I messed with the screen at my seat and found a show that looked entertaining, and after a while, I did get a little engrossed.
It wasn’t quite enough to make me forget that we were pitching through the sky and that maybe Bernoulli’s principle wasn’t working as well as usual.
For the entire trip to Detroit, the plane continued to bounce and jiggle like a popcorn kernel in a pan of hot oil.
It was all totally normal, not anything out of the ordinary, and it also scared me to death.
But Will sat next to me and every time there was another bump, even if it was a little one, he would reach over and pat my hand.
He didn’t even look up from his own book as he did it, so I knew that he was still unconcerned.

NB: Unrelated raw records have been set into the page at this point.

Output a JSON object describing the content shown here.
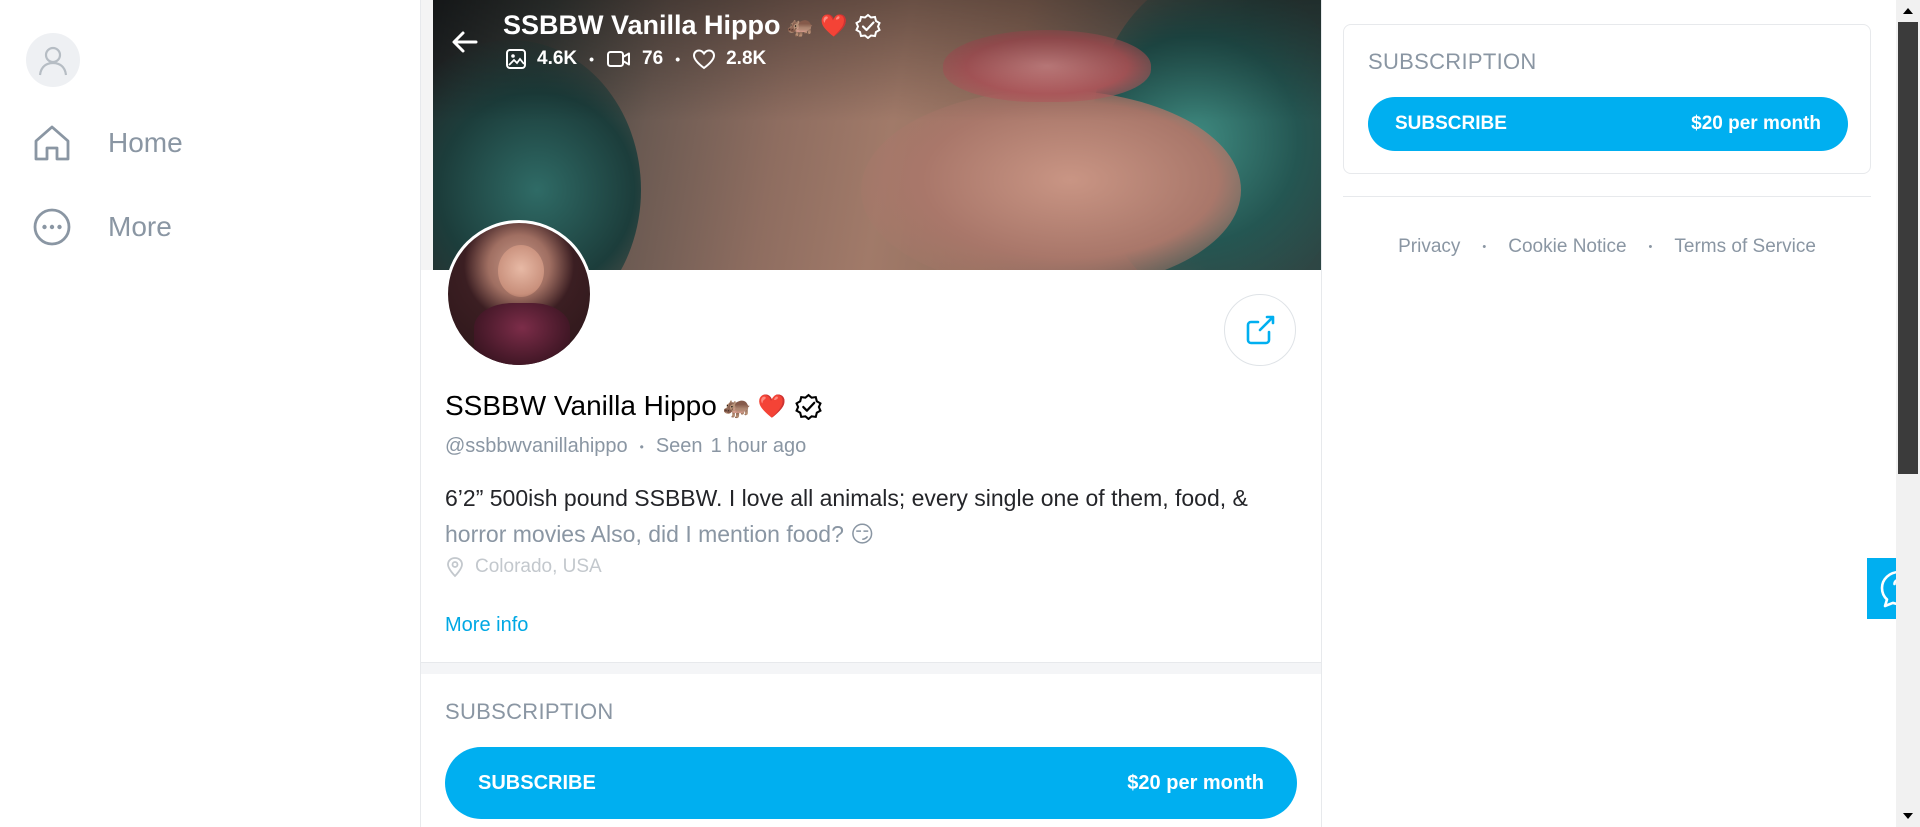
{
  "sidebar": {
    "avatar_icon": "user-icon",
    "items": [
      {
        "label": "Home",
        "icon": "home-icon"
      },
      {
        "label": "More",
        "icon": "more-icon"
      }
    ]
  },
  "cover": {
    "title": "SSBBW Vanilla Hippo",
    "title_emojis": "🦛 ❤️",
    "stats": {
      "images": "4.6K",
      "videos": "76",
      "likes": "2.8K"
    }
  },
  "profile": {
    "name": "SSBBW Vanilla Hippo",
    "name_emojis": "🦛 ❤️",
    "handle": "@ssbbwvanillahippo",
    "seen_label": "Seen",
    "seen_time": "1 hour ago",
    "bio_line1": "6’2” 500ish pound SSBBW. I love all animals; every single one of them, food, &",
    "bio_line2": "horror movies Also, did I mention food? 😏",
    "location": "Colorado, USA",
    "more_info": "More info"
  },
  "subscription": {
    "title": "SUBSCRIPTION",
    "button_label": "SUBSCRIBE",
    "price": "$20 per month"
  },
  "footer": {
    "privacy": "Privacy",
    "cookie": "Cookie Notice",
    "terms": "Terms of Service"
  },
  "colors": {
    "accent": "#00aff0",
    "muted": "#8a96a3",
    "link": "#00a8e4"
  }
}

That gave me confidence that I didn’t need to be concerned either, even with the screaming, vomiting, and praying.
I was flying in a metal tube held aloft by air and physics, and I was going to a place with a name I’d never heard before two days ago.
I was also accompanying a man I hadn’t really seen in seven years—and who I didn’t really know.
He kept patting my hand, though, and I kept thinking that it was ok.